Initial Raspberry Pi Config, Headless

We’re at the very beginning of a golden age of single board computers, and the Raspberry Pi is currently leading the charge. From the Raspberry Pi Zero (and Zero W), to the Raspberry Pi 4 (with up to 4GB of RAM), you have choices in both size and power. Best of all, they’re all pretty affordable: from $10 to about $60.

I’ve bought several (read: many) at this point, and typically use them as some kind of server. Servers generally don’t need displays, keyboards, or much more than power and network connectivity. I’m generally just too lazy to hook one up to all of this anyway. To avoid this, you can set up a Raspberry Pi completely headless.

Since I’ve done this more than once, I’m noting this as much for myself, as to share for others. Let’s get to it.

Get Raspbian on an SD Card

Download the latest Raspbian distribution and use dd or Balena Etcher to get it on an SD card. If you use Etcher, it will dismount the card after writing the image, Remount the SD card you just created. Once you do, look for the /boot partition. (On a Mac, this will appear as /Volumes/boot, or just look for it in a Finder window sidebar.)

Enable serial console

One way to manage a RaspberryPi is via a serial console. You’ll need a serial cable, a terminal program (screen on macOS and Linux work just fine), and an edit to a config file. If you want to enable this prior to any setup, you’ll need to do the following:

Edit /boot/config.txt

Add the line: enable_uart=1

Enable ssh

More commonly, you’ll want to access your Pi over ssh, and that requires ssh being enabled. To do this prior to first boot, do the following:

In /boot create an empty file named “ssh”
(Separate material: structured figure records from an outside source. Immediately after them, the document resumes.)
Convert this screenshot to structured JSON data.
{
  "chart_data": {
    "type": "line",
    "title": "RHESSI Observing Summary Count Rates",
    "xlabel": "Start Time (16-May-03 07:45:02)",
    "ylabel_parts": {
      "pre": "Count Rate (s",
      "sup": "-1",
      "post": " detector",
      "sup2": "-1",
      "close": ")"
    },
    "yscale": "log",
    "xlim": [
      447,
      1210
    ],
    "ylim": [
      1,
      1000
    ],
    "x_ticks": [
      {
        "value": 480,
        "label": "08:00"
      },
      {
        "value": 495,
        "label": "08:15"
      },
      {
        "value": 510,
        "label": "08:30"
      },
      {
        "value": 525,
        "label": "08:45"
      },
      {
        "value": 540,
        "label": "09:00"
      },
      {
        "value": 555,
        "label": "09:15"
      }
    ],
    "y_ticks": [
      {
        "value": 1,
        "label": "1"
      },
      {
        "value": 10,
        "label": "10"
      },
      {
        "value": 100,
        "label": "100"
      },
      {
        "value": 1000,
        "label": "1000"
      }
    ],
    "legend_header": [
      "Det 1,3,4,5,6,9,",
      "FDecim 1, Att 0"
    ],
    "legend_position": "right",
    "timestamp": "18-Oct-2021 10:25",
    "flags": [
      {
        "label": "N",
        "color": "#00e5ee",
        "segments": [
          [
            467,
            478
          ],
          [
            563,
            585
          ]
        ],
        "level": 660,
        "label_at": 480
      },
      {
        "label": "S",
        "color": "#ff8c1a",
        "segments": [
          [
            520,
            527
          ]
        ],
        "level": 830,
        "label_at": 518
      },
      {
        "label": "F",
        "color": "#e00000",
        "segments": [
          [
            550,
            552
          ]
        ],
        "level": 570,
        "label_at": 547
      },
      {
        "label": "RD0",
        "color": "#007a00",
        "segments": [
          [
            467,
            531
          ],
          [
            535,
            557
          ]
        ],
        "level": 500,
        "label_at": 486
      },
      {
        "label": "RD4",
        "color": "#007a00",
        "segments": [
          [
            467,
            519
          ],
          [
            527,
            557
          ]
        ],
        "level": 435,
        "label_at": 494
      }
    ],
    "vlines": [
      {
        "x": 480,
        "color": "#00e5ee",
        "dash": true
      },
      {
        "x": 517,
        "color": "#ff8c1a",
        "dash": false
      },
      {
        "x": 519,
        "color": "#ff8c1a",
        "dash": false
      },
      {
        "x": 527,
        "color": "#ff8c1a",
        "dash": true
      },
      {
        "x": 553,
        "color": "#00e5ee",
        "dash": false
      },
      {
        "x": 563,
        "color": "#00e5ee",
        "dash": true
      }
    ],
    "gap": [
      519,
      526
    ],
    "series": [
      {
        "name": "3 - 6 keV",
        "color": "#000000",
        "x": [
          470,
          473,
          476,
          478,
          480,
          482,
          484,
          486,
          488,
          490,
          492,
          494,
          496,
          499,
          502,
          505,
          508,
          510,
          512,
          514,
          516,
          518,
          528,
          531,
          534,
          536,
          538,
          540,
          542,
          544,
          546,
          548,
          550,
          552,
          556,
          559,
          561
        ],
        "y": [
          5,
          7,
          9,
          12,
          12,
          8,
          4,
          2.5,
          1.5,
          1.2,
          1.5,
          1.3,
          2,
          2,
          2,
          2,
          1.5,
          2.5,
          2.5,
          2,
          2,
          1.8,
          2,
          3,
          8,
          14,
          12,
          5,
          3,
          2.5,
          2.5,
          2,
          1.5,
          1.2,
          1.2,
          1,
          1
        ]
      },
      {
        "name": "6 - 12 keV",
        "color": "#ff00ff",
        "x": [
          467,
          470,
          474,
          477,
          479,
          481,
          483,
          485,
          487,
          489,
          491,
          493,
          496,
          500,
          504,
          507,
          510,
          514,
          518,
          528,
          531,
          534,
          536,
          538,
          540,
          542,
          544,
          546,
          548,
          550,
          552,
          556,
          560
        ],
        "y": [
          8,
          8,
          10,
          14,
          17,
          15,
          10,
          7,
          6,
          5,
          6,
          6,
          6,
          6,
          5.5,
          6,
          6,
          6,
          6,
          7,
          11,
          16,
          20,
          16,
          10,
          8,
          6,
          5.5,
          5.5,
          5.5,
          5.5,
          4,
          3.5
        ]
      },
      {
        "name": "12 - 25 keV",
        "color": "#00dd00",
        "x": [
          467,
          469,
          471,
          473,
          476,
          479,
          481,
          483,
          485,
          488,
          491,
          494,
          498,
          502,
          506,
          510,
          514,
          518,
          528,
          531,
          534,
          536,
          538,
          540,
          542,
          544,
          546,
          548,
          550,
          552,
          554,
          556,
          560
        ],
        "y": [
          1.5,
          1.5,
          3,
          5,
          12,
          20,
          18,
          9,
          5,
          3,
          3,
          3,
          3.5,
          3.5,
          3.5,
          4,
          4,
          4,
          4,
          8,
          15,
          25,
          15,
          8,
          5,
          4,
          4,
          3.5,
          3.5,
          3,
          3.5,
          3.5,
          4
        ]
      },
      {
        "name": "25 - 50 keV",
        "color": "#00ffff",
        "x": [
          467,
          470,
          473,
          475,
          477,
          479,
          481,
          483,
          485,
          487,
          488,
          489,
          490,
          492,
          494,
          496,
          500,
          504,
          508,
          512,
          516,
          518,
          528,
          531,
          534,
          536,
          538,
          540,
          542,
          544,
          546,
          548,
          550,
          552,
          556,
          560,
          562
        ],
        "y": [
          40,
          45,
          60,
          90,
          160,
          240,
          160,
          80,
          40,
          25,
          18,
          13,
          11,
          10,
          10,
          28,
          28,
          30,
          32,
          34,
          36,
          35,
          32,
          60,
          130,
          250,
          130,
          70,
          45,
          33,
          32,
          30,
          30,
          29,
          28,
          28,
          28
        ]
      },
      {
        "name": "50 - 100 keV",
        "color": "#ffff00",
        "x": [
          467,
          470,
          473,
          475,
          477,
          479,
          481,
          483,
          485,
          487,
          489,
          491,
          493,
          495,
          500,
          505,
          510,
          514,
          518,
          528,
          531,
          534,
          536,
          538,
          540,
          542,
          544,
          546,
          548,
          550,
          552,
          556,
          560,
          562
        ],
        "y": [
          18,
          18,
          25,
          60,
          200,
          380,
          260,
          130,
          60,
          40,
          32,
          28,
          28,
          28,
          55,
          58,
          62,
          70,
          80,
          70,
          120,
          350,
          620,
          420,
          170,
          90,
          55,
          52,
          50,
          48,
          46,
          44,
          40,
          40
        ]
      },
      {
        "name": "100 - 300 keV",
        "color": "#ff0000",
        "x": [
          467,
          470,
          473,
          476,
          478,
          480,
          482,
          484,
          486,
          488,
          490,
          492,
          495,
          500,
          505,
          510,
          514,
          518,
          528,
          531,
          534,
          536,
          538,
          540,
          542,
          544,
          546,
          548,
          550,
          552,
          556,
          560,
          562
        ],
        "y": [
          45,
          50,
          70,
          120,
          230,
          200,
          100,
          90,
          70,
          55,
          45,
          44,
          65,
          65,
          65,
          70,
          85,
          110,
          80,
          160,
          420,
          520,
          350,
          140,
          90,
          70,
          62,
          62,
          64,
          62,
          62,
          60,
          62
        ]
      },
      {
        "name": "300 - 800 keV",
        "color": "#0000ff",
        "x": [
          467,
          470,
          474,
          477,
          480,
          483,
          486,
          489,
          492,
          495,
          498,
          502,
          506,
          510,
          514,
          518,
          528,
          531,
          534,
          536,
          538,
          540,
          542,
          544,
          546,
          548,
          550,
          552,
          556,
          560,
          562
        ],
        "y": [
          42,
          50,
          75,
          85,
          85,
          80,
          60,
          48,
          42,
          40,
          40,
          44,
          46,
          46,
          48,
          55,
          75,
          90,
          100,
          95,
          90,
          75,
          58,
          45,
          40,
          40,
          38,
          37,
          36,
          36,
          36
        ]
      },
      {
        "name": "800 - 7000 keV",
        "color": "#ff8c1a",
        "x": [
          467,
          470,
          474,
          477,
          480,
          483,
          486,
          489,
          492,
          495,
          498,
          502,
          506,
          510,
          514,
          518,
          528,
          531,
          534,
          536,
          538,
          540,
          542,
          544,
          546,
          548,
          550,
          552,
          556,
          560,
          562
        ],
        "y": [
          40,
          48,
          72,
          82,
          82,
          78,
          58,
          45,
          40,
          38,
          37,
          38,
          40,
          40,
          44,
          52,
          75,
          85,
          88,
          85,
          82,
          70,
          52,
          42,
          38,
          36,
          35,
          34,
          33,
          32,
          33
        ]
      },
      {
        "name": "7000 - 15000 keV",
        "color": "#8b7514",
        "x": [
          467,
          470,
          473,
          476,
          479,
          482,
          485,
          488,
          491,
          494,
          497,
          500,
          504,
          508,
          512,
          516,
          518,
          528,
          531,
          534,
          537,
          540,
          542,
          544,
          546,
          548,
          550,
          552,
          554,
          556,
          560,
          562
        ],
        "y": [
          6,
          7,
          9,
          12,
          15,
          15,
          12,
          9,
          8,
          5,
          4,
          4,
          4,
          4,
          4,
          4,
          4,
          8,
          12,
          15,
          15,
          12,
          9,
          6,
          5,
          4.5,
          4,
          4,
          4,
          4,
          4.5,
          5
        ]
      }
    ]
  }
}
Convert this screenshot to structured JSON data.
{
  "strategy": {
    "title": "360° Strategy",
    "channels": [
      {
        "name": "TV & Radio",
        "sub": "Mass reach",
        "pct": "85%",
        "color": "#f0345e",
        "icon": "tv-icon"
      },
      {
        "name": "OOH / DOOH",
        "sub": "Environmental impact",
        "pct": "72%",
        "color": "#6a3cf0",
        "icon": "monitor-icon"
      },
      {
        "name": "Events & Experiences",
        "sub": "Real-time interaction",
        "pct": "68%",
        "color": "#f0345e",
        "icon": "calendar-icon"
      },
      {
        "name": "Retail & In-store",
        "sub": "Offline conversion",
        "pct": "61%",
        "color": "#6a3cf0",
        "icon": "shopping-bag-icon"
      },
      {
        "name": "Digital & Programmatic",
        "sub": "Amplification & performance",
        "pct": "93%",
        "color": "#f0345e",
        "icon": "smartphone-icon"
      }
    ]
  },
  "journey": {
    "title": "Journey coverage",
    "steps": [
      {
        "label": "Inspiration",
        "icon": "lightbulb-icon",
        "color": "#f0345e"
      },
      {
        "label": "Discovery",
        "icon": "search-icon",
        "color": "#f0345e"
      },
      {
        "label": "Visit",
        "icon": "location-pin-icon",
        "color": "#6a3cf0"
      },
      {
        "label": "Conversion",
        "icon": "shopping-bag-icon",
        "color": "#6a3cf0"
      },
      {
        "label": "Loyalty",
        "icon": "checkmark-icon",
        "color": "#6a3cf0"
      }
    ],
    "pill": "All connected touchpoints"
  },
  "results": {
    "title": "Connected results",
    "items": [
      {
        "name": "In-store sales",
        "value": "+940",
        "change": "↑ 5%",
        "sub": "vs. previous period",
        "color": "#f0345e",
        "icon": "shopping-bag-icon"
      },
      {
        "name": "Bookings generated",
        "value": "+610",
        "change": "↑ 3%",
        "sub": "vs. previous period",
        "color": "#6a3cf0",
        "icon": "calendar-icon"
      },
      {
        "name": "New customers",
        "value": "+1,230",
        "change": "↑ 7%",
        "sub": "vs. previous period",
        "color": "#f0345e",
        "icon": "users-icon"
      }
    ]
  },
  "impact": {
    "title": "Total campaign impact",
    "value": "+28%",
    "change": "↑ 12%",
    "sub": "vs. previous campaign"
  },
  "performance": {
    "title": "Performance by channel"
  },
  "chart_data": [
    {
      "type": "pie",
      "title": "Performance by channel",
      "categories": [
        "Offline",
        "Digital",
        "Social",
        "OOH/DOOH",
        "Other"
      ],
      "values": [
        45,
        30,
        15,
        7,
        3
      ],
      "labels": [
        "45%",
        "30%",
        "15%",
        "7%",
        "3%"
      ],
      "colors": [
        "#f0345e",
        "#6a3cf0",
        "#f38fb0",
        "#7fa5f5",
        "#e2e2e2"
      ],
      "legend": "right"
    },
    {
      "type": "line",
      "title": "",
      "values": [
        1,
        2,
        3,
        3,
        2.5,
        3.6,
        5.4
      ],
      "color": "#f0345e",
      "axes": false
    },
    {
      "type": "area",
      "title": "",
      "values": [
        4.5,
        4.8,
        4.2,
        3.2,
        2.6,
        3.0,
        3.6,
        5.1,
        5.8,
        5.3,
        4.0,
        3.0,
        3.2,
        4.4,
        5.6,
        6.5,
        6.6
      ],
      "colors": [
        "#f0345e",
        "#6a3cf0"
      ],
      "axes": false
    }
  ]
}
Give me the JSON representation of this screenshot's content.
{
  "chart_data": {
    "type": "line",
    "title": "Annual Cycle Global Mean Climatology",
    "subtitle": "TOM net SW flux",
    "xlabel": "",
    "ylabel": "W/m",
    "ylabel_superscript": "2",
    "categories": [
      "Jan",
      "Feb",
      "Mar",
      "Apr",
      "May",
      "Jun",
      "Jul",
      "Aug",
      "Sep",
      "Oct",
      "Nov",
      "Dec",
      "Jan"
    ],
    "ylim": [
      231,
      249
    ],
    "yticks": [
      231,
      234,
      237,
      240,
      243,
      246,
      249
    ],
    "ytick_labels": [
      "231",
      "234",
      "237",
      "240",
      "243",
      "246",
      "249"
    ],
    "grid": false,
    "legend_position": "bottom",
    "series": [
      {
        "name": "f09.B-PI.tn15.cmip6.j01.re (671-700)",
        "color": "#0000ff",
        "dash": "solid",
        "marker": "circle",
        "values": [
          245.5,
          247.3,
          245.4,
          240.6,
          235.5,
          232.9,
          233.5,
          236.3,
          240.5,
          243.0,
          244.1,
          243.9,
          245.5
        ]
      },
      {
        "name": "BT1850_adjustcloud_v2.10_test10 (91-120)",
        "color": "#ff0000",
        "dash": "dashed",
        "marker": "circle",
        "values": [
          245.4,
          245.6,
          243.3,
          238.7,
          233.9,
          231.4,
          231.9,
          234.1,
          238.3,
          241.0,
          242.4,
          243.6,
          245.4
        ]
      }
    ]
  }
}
cd /Volumes/boot touch ssh

Enable WiFi

ssh is not a great solution if there’s no network connectivity, and generally, that’s over WiFi. You can configure WiFi prior to first boot, so it’s ready for further config. To do so:

In /boot, create the file wpa_supplicant.conf

Add the following lines:

country=US ctrl_interface=DIR=/var/run/wpa_supplicant GROUP=netdev network={ ssid="YOUR_SSID" psk="SSID_PASSWORD" key_mgmt=WPA-PSK }

Change the country setting to your country code.

key_mgmt can also be “NONE” (no quotes) if you’re connecting to an access point with no password.

You can also create multiple network= stanzas, and each will be tried in order, which is useful for connecting to different networks depending on your conditions.

Fin

That should be everything you need to set up a RaspberryPi running Raspbian completely headless on first boot.